John’s reaction was both frustrated and baffled. Imagine this: you express an opinion, a giant disagrees and replies, you choose not to fire back, and then you get blocked for… existing? Other big names quickly jumped into the fray. Hawks, who had just been through his own drama with Sonho over fake giveaways, dropped a detailed rebuttal that got thousands of visits and overwhelming support for John. He basically said that having the option to pay for a headstart with the BP is definitely an advantage, and pretending otherwise is willful blindness. Noah echoed that too, stating plainly: “Buying the battlepass and skipping possibly 6 hours of grinding to unlock the weapon is definitely an advantage.”

Looking back at this in 2026, after multiple seasons and weapon-tuning cycles, the LW3-Tundra itself has settled into a comfortable niche – a hard-hitting sniper that still demands skill, whether you grabbed it from a Battle Pass crate on day one or grinded for it like a madman. But the debate it sparked? Man, that stuff aged like fine wine. It became one of those pivotal moments that remind us why communication and humility matter in the creator community. Ferg could have just said, “Fair point, let’s discuss,” and the whole thing would have been a productive conversation. Instead, we got a masterclass in how to alienate a chunk of your fanbase overnight.

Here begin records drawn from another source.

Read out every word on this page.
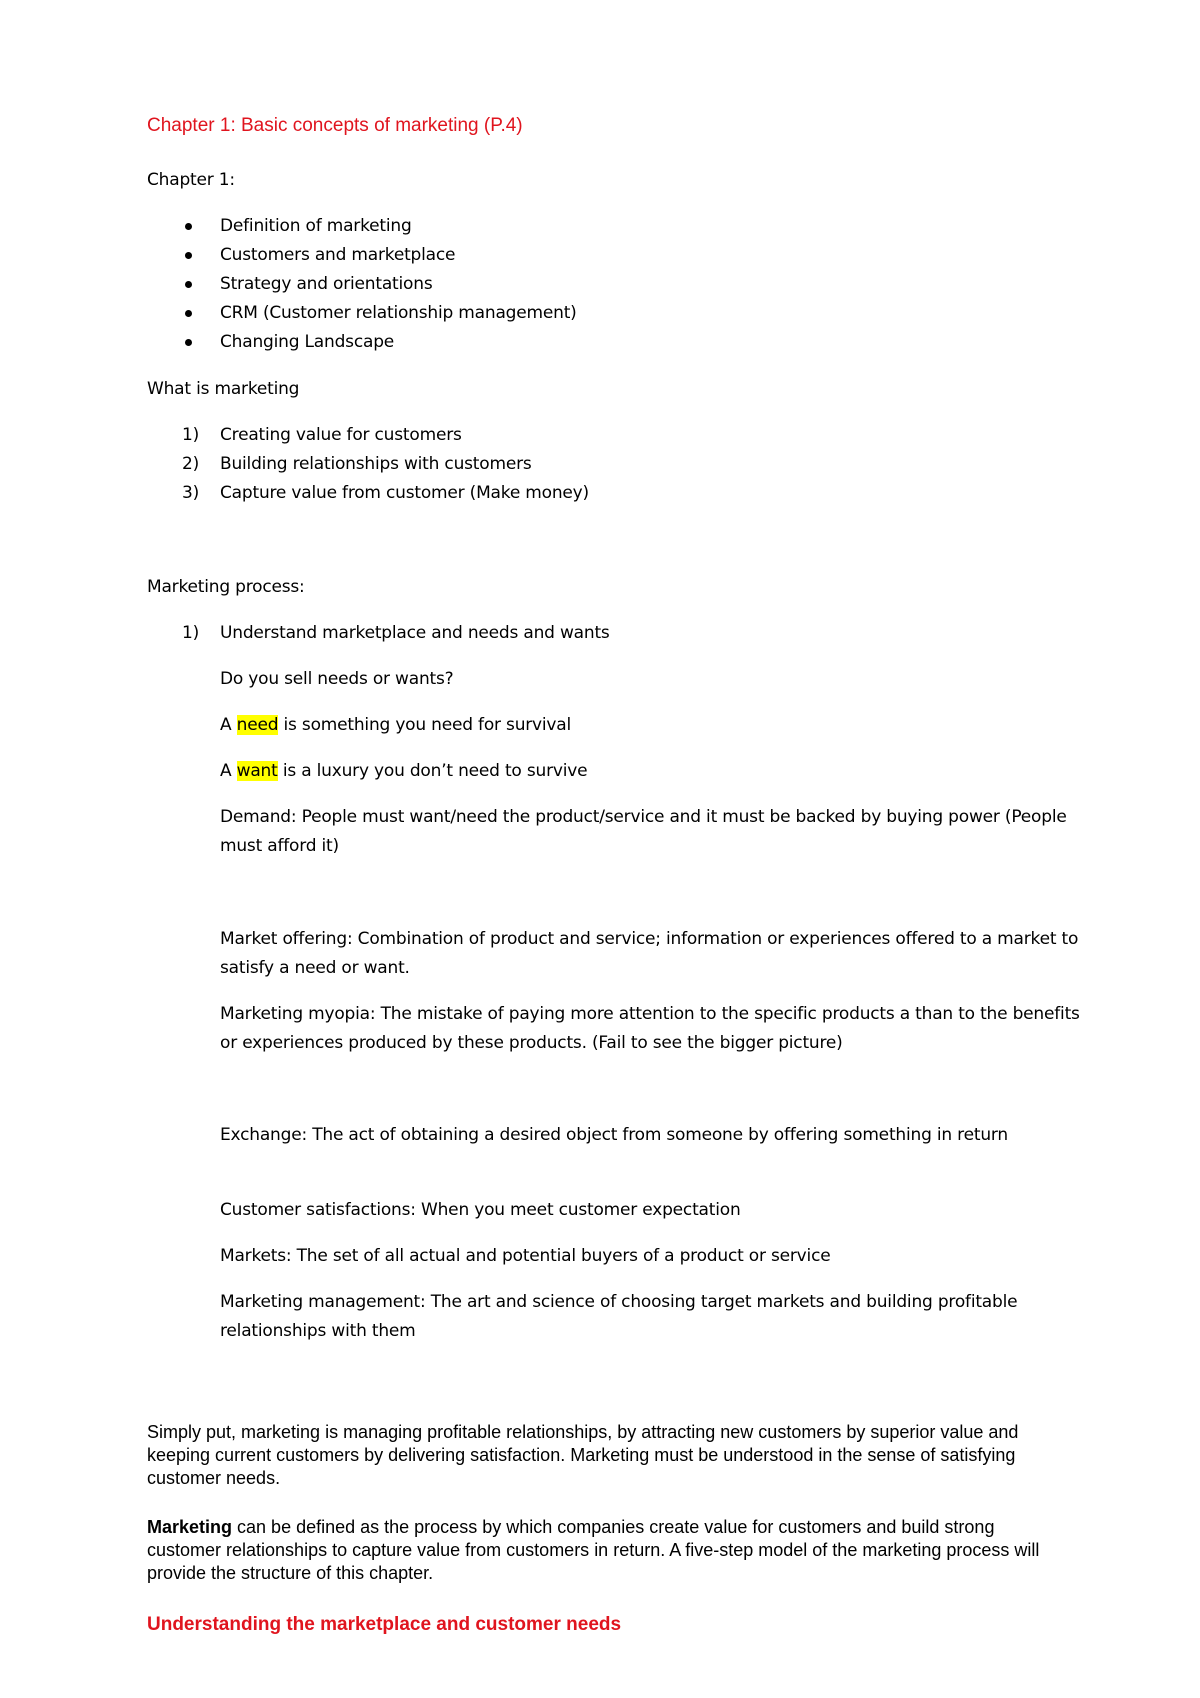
Chapter 1: Basic concepts of marketing (P.4)

Chapter 1:

Definition of marketing
Customers and marketplace
Strategy and orientations
CRM (Customer relationship management)
Changing Landscape

What is marketing

1) Creating value for customers
2) Building relationships with customers
3) Capture value from customer (Make money)

Marketing process:

1) Understand marketplace and needs and wants

Do you sell needs or wants?

A need is something you need for survival

A want is a luxury you don’t need to survive

Demand: People must want/need the product/service and it must be backed by buying power (People must afford it)

Market offering: Combination of product and service; information or experiences offered to a market to satisfy a need or want.

Marketing myopia: The mistake of paying more attention to the specific products a than to the benefits or experiences produced by these products. (Fail to see the bigger picture)

Exchange: The act of obtaining a desired object from someone by offering something in return

Customer satisfactions: When you meet customer expectation

Markets: The set of all actual and potential buyers of a product or service

Marketing management: The art and science of choosing target markets and building profitable relationships with them

Simply put, marketing is managing profitable relationships, by attracting new customers by superior value and keeping current customers by delivering satisfaction. Marketing must be understood in the sense of satisfying customer needs.

Marketing can be defined as the process by which companies create value for customers and build strong customer relationships to capture value from customers in return. A five-step model of the marketing process will provide the structure of this chapter.

Understanding the marketplace and customer needs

For me, the biggest takeaway wasn’t about whether BR or MP deserves an early unlock. It was about power dynamics. A mega-creator with almost 3 million subs and a whole esports org behind him went out of his way to silence a smaller voice, and that’s never a good look. Even now, you’ll occasionally see throwback memes about that “worst take ever” reply in the subreddit. The whole incident remains a spicy reminder: just because you can ratio someone into the shadow realm doesn’t mean you should. And blocking someone for disagreeing? That’s the real worst take, no cap.